Director Brandon Rashad Butts – and I have to stop here to point out the delicious irony of a guy named Butts directing a play called Booty Candy – has assembled exactly the quality of cast and crew that we have all come to expect from Iron Crow productions. In a smartly paced series of vignettes, the various characters come to life in rapid succession, sometimes so quickly that I had to stop and ask myself whether some of them were being seen for the first time or had we seen them in a previous sketch? Always problematic with a series of sketches and a small cast playing multiple parts, Butts nonetheless skillfully weaves the whole production into a wonderful tapestry.
…Iron Crow has hit another home run in this timely and relevant production.
Bob Denton’s suitably minimalist set utilizes large blocks that serve as both seating and scene-suggestors to nice effect. Ryan Johnson does an excellent job with the lights, though some of the actors had a little trouble finding the sweet spot to stand in for the best illumination. Mika Eubanks captures the spirit of the times with terrific costuming.
Aquirra Lundy does a wonderful job portraying every one of the roles she plays in all the vignettes. She has an unexpected delicacy in some and in others, she’s as tough as shoe leather. In all of them, she is never less than utterly watchable.
Jey Holman is her female equal, foil, ex-partner, Mother and others, and she handles each of them with a range of skill that is quite impressive. As the mother in one particularly long monologue, she reminded me and probably most of the audience of the quintessential Mama on a Rant. You know what I mean – those times when Mom’s on a tear and you just have to sit quietly and take it, lest you make it worse. Holman made me cringe in the best kind of theatrical way.
Jared Swain is so darn good-looking that it came as a bonus that he is such a fine actor. He swings between personas with the ease of a Walinda. His dead-pan dad with few lines is his quietest moment in the play but he does it so well it speaks volumes about his approach to all his characters. And his speeches as the preacher who has a secret to share with his congregation are show stoppers. A talent I am going to look for in the future. If he’s on a stage, I want to see it!

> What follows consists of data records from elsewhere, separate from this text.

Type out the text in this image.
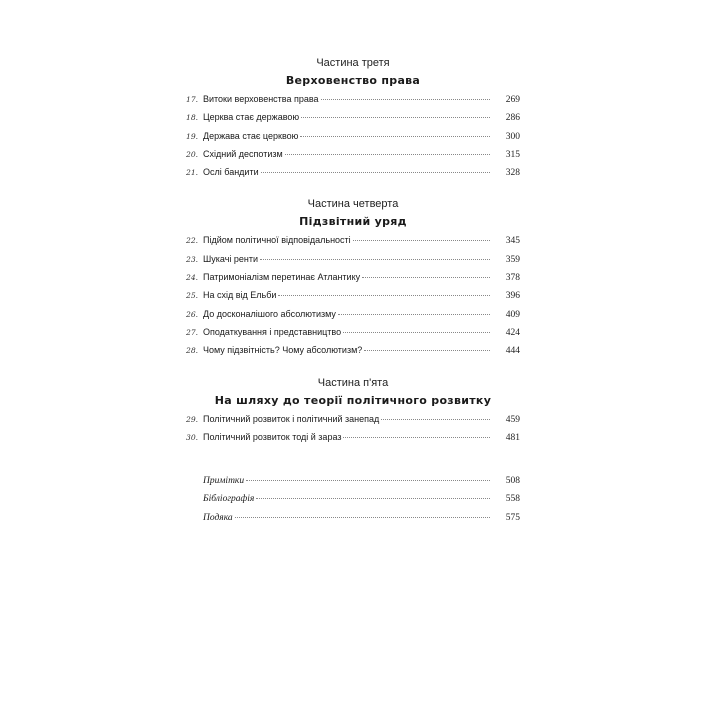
Частина третя
Верховенство права
17. Витоки верховенства права	269
18. Церква стає державою	286
19. Держава стає церквою	300
20. Східний деспотизм	315
21. Ослі бандити	328
Частина четверта
Підзвітний уряд
22. Підйом політичної відповідальності	345
23. Шукачі ренти	359
24. Патримоніалізм перетинає Атлантику	378
25. На схід від Ельби	396
26. До досконалішого абсолютизму	409
27. Оподаткування і представництво	424
28. Чому підзвітність? Чому абсолютизм?	444
Частина п'ята
На шляху до теорії політичного розвитку
29. Політичний розвиток і політичний занепад	459
30. Політичний розвиток тоді й зараз	481
Примітки	508
Бібліографія	558
Подяка	575
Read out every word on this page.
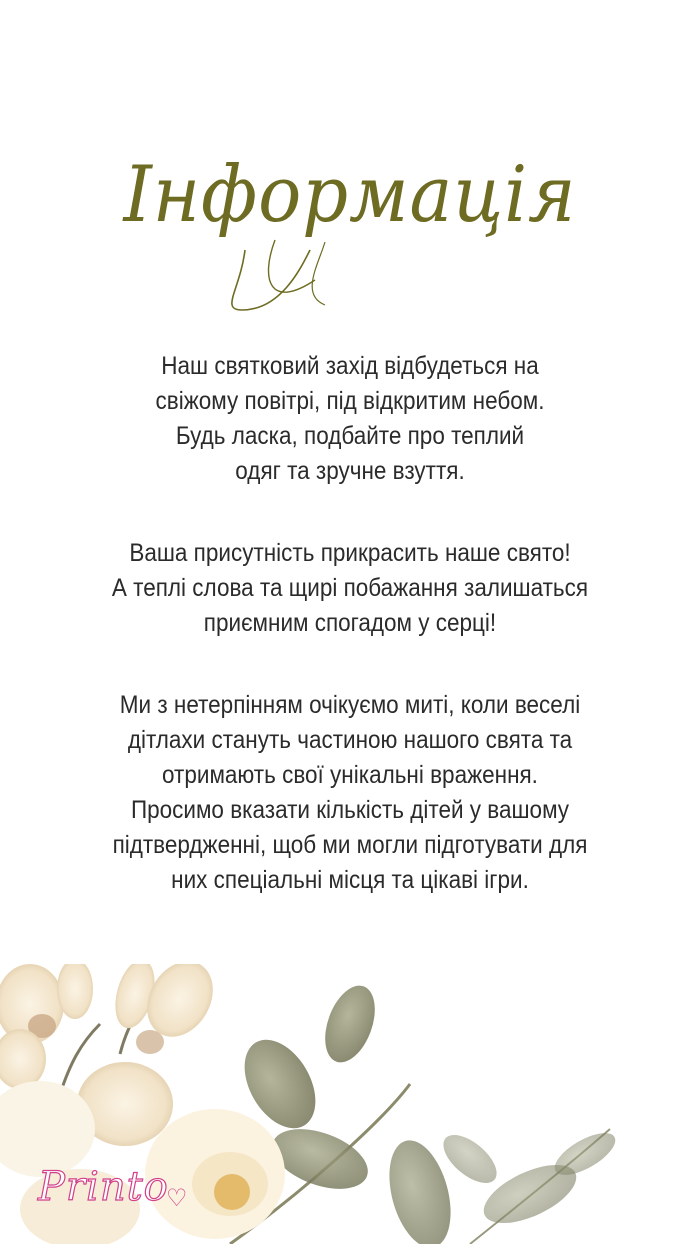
Інформація
Наш святковий захід відбудеться на
свіжому повітрі, під відкритим небом.
Будь ласка, подбайте про теплий
одяг та зручне взуття.
Ваша присутність прикрасить наше свято!
А теплі слова та щирі побажання залишаться
приємним спогадом у серці!
Ми з нетерпінням очікуємо миті, коли веселі
дітлахи стануть частиною нашого свята та
отримають свої унікальні враження.
Просимо вказати кількість дітей у вашому
підтвердженні, щоб ми могли підготувати для
них спеціальні місця та цікаві ігри.
Printo
♡
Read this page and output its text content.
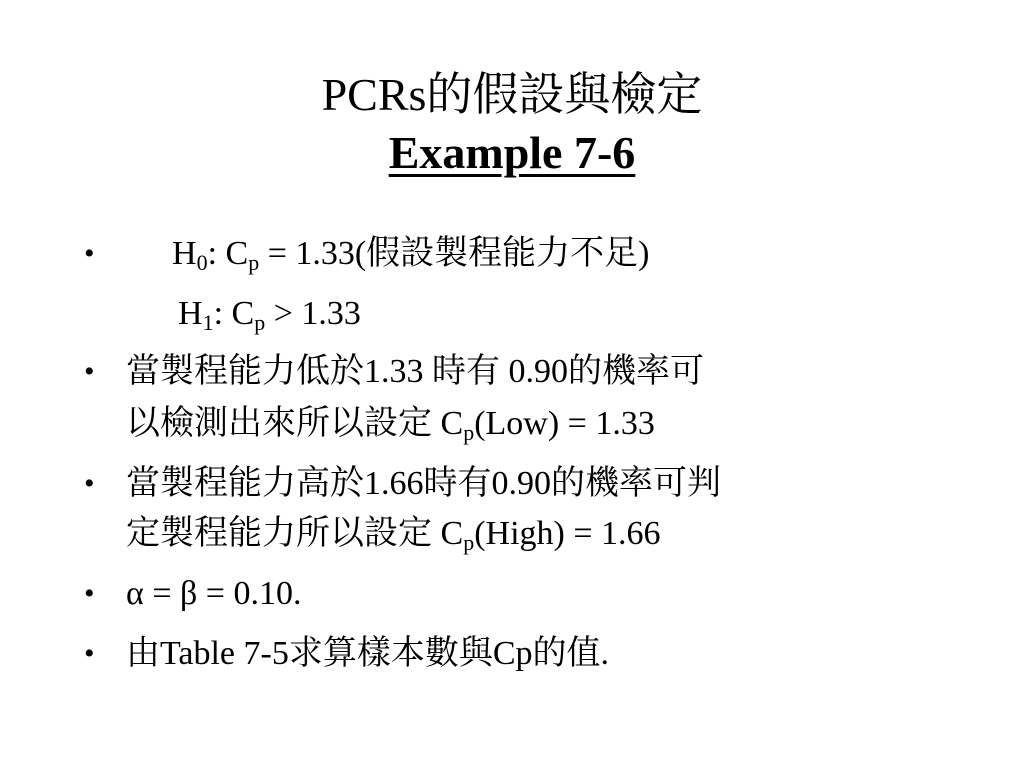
PCRs的假設與檢定
Example 7-6
• $H_0$: $C_p = 1.33$(假設製程能力不足)
$H_1$: $C_p > 1.33$
• 當製程能力低於1.33 時有 0.90的機率可
以檢測出來所以設定 $C_p(Low) = 1.33$
• 當製程能力高於1.66時有0.90的機率可判
定製程能力所以設定 $C_p(High) = 1.66$
• α = β = 0.10.
• 由Table 7-5求算樣本數與Cp的值.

Jessie Marciniak may well be one of the bravest actors I’ve seen in a while. He does clueless white boy so well that it seems effortless but really hits his stride in the dramatic moments. He had me in tears during one particularly heartbreaking scene, where he tells a man he just met, “I just wanna be held. I just wanna feel someone.” He is so completely honest and revealing in his speeches, his body language and his responses to the action that it’s proof this is an actor of substance, and seeing him in any production is going to be worth the price of the ticket.

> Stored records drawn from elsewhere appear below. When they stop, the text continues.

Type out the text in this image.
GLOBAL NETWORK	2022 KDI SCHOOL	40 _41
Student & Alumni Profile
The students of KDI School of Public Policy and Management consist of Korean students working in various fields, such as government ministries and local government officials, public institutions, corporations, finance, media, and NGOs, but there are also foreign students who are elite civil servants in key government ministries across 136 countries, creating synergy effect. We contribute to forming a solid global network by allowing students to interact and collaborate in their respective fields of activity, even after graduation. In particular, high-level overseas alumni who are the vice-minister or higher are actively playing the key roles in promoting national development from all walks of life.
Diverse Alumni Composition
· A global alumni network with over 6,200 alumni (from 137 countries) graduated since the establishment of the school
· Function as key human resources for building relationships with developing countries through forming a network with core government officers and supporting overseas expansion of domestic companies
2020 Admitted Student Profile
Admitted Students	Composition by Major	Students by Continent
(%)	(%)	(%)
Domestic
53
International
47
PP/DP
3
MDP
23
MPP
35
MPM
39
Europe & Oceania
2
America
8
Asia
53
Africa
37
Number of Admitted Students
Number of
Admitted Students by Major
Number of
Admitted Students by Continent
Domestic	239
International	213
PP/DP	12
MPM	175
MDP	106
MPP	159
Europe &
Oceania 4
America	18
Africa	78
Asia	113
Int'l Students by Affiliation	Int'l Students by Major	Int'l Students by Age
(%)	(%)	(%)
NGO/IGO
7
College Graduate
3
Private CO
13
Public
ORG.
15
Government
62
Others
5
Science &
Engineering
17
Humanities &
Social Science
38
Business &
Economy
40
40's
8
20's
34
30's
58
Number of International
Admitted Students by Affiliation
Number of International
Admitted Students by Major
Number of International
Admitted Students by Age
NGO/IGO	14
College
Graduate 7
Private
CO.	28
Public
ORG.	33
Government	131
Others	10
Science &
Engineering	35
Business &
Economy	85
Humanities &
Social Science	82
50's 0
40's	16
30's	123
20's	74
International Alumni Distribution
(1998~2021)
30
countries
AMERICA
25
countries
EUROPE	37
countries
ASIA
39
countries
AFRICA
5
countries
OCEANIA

Justin J. Bell plays Sutter, the one constant character in scene after scene. First introduced as a young boy, he has a beguiling innocence. As a teenager, the angst rolls off of him in waves as he discovers his gayness, much to the stock response of his less than accepting parents. As a young man, he is the perfect millennial in a scene with his grandmother and manages to explain the magic of smartphones to her without ever being smug or condescending, though the dialogue would have easily allowed that approach. Bell is delightfully self-actualized at every stage of Sutter’s development. On top of all that, he’s as ‘cute as Christmas,’ as my own grandma used to say. A terrific performance by an outstanding young actor.

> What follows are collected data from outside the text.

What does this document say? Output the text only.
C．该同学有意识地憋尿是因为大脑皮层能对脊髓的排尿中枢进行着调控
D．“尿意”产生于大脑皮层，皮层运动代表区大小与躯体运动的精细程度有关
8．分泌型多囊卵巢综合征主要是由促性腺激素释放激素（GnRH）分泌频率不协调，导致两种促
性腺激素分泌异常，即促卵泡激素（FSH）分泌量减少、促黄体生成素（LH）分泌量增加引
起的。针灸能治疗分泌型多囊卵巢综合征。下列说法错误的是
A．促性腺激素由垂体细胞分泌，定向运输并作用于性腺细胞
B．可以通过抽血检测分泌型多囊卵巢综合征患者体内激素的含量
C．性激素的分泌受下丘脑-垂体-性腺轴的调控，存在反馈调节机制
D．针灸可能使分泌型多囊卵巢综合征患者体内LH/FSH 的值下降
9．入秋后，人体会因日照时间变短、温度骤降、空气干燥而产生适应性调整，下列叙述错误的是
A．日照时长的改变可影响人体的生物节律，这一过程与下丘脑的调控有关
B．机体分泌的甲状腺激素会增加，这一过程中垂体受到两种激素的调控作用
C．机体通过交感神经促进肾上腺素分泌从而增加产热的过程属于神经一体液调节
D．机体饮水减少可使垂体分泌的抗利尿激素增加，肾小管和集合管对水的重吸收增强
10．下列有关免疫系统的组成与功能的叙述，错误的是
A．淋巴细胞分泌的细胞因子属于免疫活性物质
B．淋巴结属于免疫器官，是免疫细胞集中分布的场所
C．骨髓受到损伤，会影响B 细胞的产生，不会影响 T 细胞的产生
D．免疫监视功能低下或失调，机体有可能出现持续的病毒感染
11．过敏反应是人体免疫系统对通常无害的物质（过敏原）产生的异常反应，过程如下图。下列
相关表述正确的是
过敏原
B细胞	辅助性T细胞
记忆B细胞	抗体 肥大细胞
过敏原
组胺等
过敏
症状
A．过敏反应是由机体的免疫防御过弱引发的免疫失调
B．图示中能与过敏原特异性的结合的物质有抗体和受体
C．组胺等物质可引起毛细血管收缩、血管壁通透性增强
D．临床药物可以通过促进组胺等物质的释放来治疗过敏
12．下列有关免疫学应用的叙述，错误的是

“BootyCandy’s” central theme is one that has been little explored on stages until recently. Robert O’Hara’s play is a welcome addition to the growing canon of work that symbolizes the unique challenges of being black and gay. The themes of familial acceptance, relationships, how unfulfilling a realized revenge might be, consequences of your actions on others’ lives, all are in play here and Iron Crow has hit another home run in this timely and relevant production.
Running Time: 2 hours with a 15-minute intermission.
Advisory: Please note that “BootyCandy” explores mature themes, contains adult language, sexual content, partial nudity and violence. “BootyCandy” may not be suitable for patrons under the age of 18.